A malware that has existed since 2016 has been noticed once more; this time, the researchers who discovered the malware said that it has evolved to become more sophisticated and more infectious than the previous versions of it.
According to Shaul Vilkomir-Preisman, a cybersecurity researcher from DeepInstinct, with a supporting study from Tom Nipravski, a new variant of the Trickbot malware has been discovered and is already harvesting more than 250 million email addresses and is still wreaking havoc all over the world.
“Ever since its discovery in 2016, TrickBot has remained a continuously active and very adaptive actor in the cybercrime threat landscape. What was once a malware family focused on financial data theft is now a robust, elaborate, and sophisticated threat, multi-purpose for various types of malicious activity,” wrote Vilkomir-Preisman on a report.
“Recent findings from a currently active and ongoing TrickBot campaign, which features extensive use of signed malware binaries, indicate that it now has a new variant. Alongside its recent addition of a cookie stealing module, it has gained a new partner in crime — a malicious email based infection and distribution module that shares its code signing certificates.”
US and UK government agencies are targets
The investigation conducted by the researchers located several infection servers from which the malware is downloaded onto the victim machines, as well as, command and control servers. From those servers, the researchers were also able to find a database containing 250 million e-mail accounts by the operators of the Trickbot campaign.

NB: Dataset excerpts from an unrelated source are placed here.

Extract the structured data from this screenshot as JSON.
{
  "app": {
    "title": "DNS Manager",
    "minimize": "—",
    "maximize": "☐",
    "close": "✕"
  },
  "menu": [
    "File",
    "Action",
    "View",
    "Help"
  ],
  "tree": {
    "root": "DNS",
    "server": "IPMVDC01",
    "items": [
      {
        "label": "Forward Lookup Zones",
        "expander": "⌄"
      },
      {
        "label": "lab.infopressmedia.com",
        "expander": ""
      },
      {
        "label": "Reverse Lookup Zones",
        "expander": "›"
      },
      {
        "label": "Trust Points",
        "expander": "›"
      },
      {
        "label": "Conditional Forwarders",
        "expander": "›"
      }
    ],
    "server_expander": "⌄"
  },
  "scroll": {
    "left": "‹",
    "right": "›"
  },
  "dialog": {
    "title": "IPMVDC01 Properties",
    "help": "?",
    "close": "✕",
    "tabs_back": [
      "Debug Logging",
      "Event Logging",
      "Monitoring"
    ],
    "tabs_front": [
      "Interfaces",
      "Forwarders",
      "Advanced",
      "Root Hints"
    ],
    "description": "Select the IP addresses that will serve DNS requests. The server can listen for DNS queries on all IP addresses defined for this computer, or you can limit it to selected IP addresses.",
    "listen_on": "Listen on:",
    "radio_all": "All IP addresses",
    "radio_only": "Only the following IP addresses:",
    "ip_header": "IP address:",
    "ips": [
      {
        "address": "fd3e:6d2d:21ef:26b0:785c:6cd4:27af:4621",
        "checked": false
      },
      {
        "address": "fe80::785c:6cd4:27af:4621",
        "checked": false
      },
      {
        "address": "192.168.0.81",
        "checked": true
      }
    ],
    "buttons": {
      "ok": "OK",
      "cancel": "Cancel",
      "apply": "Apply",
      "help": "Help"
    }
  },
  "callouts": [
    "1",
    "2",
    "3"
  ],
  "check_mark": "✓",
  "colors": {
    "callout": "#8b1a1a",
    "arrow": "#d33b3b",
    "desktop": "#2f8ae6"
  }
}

The database could be a list of potential victims and targets for the operators to run more sophisticated attack against. They raised the alarm upon surveying the database since it also contains emails from high-value targets like government agencies and departments in the US and the UK.

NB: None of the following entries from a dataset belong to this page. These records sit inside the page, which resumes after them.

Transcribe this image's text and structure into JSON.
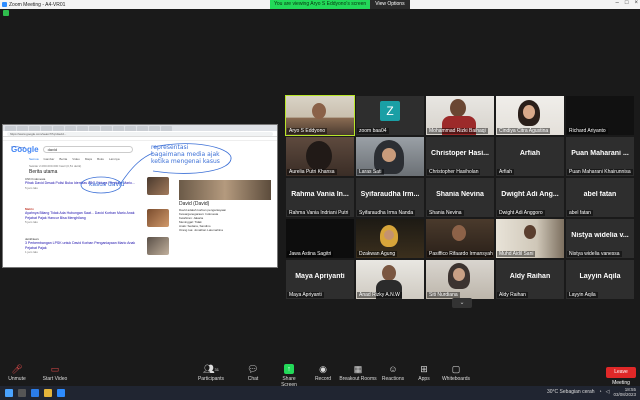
{
  "window": {
    "title": "Zoom Meeting - A4-VR01"
  },
  "share_banner": {
    "message": "You are viewing Aryo S Eddyono's screen",
    "view_options": "View Options"
  },
  "shared_screen": {
    "address": "https://www.google.com/search?q=david...",
    "search_query": "david",
    "google_logo": "Google",
    "search_tabs": [
      "Semua",
      "Gambar",
      "Berita",
      "Video",
      "Maps",
      "Buku",
      "Lainnya"
    ],
    "results_count": "Sekitar 2.060.000.000 hasil (0,51 detik)",
    "top_news": "Berita utama",
    "news": [
      {
        "source": "CNN Indonesia",
        "headline": "Pihak David Desak Polisi Buka Identitas ABG Diduga Perekam Mario...",
        "ago": "5 jam lalu"
      },
      {
        "source": "Matrix",
        "headline": "Ayahnya Bilang Tidak Ada Hubungan Saat... David Korban Mario Anak Pejabat Pajak Hancur Bisa Menghilang",
        "ago": "5 jam lalu"
      },
      {
        "source": "detikNews",
        "headline": "3 Perkembangan LPSK untuk David Korban Penganiayaan Mario Anak Pejabat Pajak",
        "ago": "1 jam lalu"
      }
    ],
    "knowledge_panel": {
      "title": "David (David)",
      "lines": [
        "David adalah korban penganiayaan",
        "Kewarganegaraan: Indonesia",
        "Kelahiran: Jakarta",
        "Meninggal: Tidak",
        "Anak: Sedana, Sandino",
        "Orang tua: Jonathan Latumahina"
      ]
    },
    "annotations": {
      "left": "kasus david",
      "right": [
        "representasi",
        "bagaimana media ajak",
        "ketika mengenai kasus"
      ]
    }
  },
  "participants": [
    {
      "name": "Aryo S Eddyono",
      "kind": "video",
      "active": true
    },
    {
      "name": "zoom baa04",
      "kind": "avatar",
      "initial": "Z"
    },
    {
      "name": "Mohammad Rizki Baihaqi",
      "kind": "video"
    },
    {
      "name": "Cindiya Citra Agustina",
      "kind": "video"
    },
    {
      "name": "Richard Ariyanto",
      "kind": "blank"
    },
    {
      "name": "Aurelia Putri Khansa",
      "kind": "video"
    },
    {
      "name": "Laras Sati",
      "kind": "video"
    },
    {
      "name": "Christopher Hasiholan",
      "kind": "name",
      "display": "Christoper Hasi..."
    },
    {
      "name": "Arfiah",
      "kind": "name",
      "display": "Arfiah"
    },
    {
      "name": "Puan Maharani Khairunnisa",
      "kind": "name",
      "display": "Puan Maharani ..."
    },
    {
      "name": "Rahma Vania Indriani Putri",
      "kind": "name",
      "display": "Rahma Vania In..."
    },
    {
      "name": "Syifaraudha Irma Nanda",
      "kind": "name",
      "display": "Syifaraudha Irm..."
    },
    {
      "name": "Shania Nevina",
      "kind": "name",
      "display": "Shania Nevina"
    },
    {
      "name": "Dwight Adi Anggoro",
      "kind": "name",
      "display": "Dwight Adi Ang..."
    },
    {
      "name": "abel fatan",
      "kind": "name",
      "display": "abel fatan"
    },
    {
      "name": "Jawa Astina Sagitri",
      "kind": "video"
    },
    {
      "name": "Dzakwan Agung",
      "kind": "video"
    },
    {
      "name": "Pasiffico Rifaardo Irmansyah",
      "kind": "video"
    },
    {
      "name": "Muhd Aidil Sani",
      "kind": "video"
    },
    {
      "name": "Nistya widelia vanessa",
      "kind": "name",
      "display": "Nistya widelia v..."
    },
    {
      "name": "Maya Apriyanti",
      "kind": "name",
      "display": "Maya Apriyanti"
    },
    {
      "name": "Anad Rizky A.N.W",
      "kind": "video"
    },
    {
      "name": "Siti Nurdiana",
      "kind": "video"
    },
    {
      "name": "Aldy Raihan",
      "kind": "name",
      "display": "Aldy Raihan"
    },
    {
      "name": "Layyin Aqila",
      "kind": "name",
      "display": "Layyin Aqila"
    }
  ],
  "toolbar": {
    "unmute": "Unmute",
    "start_video": "Start Video",
    "participants": "Participants",
    "participants_count": "31",
    "chat": "Chat",
    "share_screen": "Share Screen",
    "record": "Record",
    "breakout": "Breakout Rooms",
    "reactions": "Reactions",
    "apps": "Apps",
    "whiteboards": "Whiteboards",
    "leave": "Leave Meeting"
  },
  "taskbar": {
    "weather": "30°C  Sebagian cerah",
    "time": "18:55",
    "date": "03/08/2023"
  },
  "colors": {
    "share_green": "#23d959",
    "leave_red": "#e02828",
    "active_speaker": "#b8e62a"
  }
}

These include many US Government departments and agencies, such as:
- US Dept. of Justice
- US Dept. of Homeland Security
- US Dept. of State
- US Bureau of Prisons
- US Social Security Administration
- US Bureau of Alcohol, Tobacco, and Firearms
- US Postal Service
- US Dept. of Housing and Urban Development
- US Internal Revenue Service
- US Federal Aviation Administration
- US House of Representatives
- US National Aeronautics and Space Administration (NASA)
- US Dept. of Transportation
Several UK government organizations were also found:
- UK Foreign and Commonwealth Office
- UK Ministry of Defense
- UK Public Health Office
- Multiple UK County Councils
- Other organizations found include universities in the UK and Canada and several provincial agencies and Governments in Canada.

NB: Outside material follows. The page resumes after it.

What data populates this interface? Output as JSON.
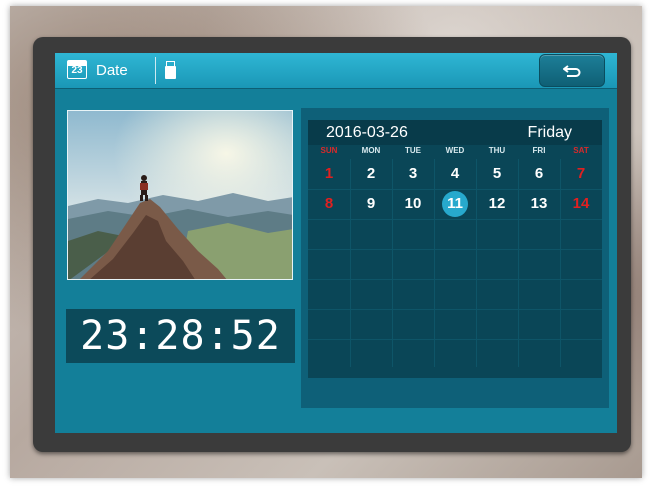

The investigation was prompted when the researchers detected and prevented a TrickBooster infection attempt using a signed malware binary at a customer environment in the US two weeks ago.
“Seeing a signed malware binary delivered to a customer environment prompted us to investigate further. We analyzed the malware sample and found swaths of PowerShell code in its memory. Analysis of this PowerShell code immediately led us to the conclusion that we are dealing with a mail-bot,” they wrote.
TrickBot plus TrickBooster is a potent campaign
The researchers highlight the sophistication of this new malware operation saying that the addition of a TrickBooster makes the impact of the TrickBot more potent and effective in delivering malware to targeted victims. This is not only due to the greatly increased spreading and information harvesting ability but also due to the cover-up of the ‘implant’ left behind.
“This case and this significant finding highlight the success and sophistication of TrickBot, an already very accomplished piece of malware. For a threat actor in the cybercrime sphere, collaborating with a spam malware can bring many possible advantages. Chief among them is the increased ability to distribute your own malware, as spam-bots of all sorts, have been and will likely continue to be, a backbone of malware distribution in general,” the report said.
“This clean-up is thorough and involves deleting the original infecting executable file, which is a very common practice employed by many malware families. The result is that it is missed by nearly all scanning security vendors, an impressive stealth factor that is much desired among malware operators.”